1. Cancel out common factors between numerators and a denominators before performing division.
2. Also cancel out common factors across the numerator of one fraction with the denominator of another to simplify calculations.
3. Ensure that the result is always greater than the original numerator but less than the original denominator, because the result represents how many times one fraction fits into another.

Example 1: Find the proper fraction division of 1/2 ÷ 2/3.
Solution: Reciporcal of second fraction i.e 3/2
Multiply first fraction to reciprocal i.e 1/2 × 3/2 = 3/4
Proper fraction division of 1/2 ÷ 2/3 = 3/4.

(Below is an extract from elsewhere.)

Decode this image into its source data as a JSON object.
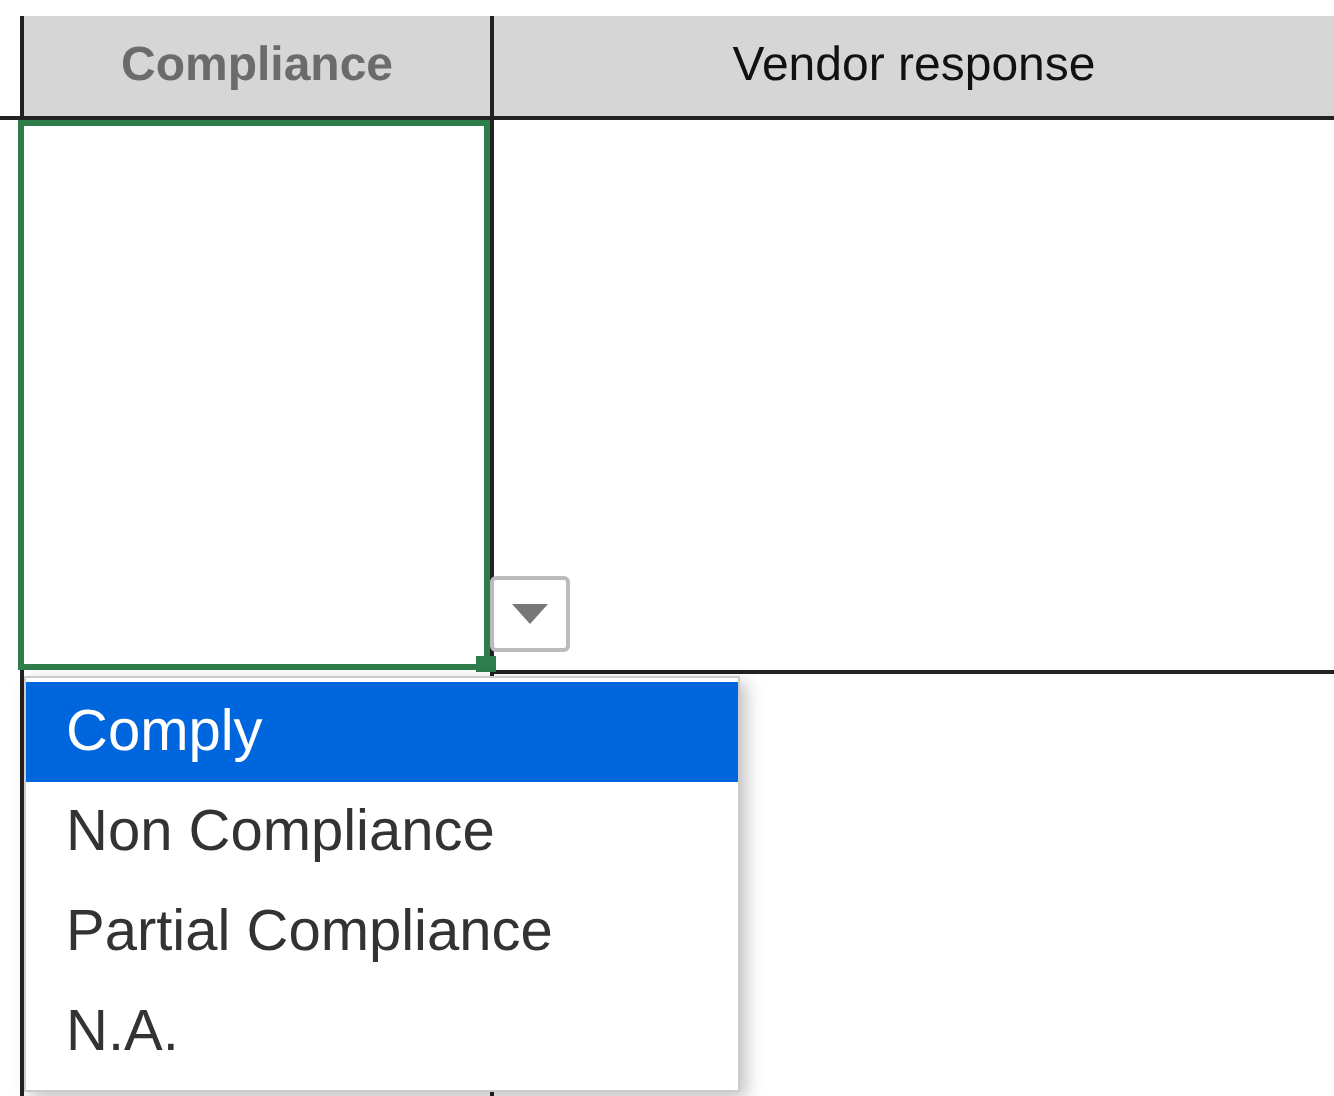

Example 2: Find the proper fraction division of 7/12 ÷ 6/15.
Solution: Reciporcal of second fraction i.e 15/6
Multiply first fraction to reciprocal i.e 7/12 × 15/6 = 35/24
Proper fraction division of 7/12 ÷ 6/15 = 35/24.

Example 3: Find the proper fraction division of 11/13 ÷ 8/9.
Solution: Reciporcal of second fraction i.e 9/8
Multiply first fraction to reciprocal i.e 11/13 × 9/8 = 99/104
Proper fraction division of 11/13 ÷ 8/9 = 99/104.

Example 4: Find the proper fraction division of 6/7 ÷ 5/16.
Solution: Reciporcal of second fraction i.e 16/5
Multiply first fraction to reciprocal i.e 6/7 × 16/5 = 96/35
Proper fraction division of 6/7 ÷ 5/16 = 96/35.

Example 5: Find the proper fraction division of 5/7 ÷ 6/18.
Solution: Reciporcal of second fraction i.e 18/6
Multiply first fraction to reciprocal i.e 5/7 × 18/6 = 15/7
Proper fraction division of 5/7 ÷ 6/18 = 15/7.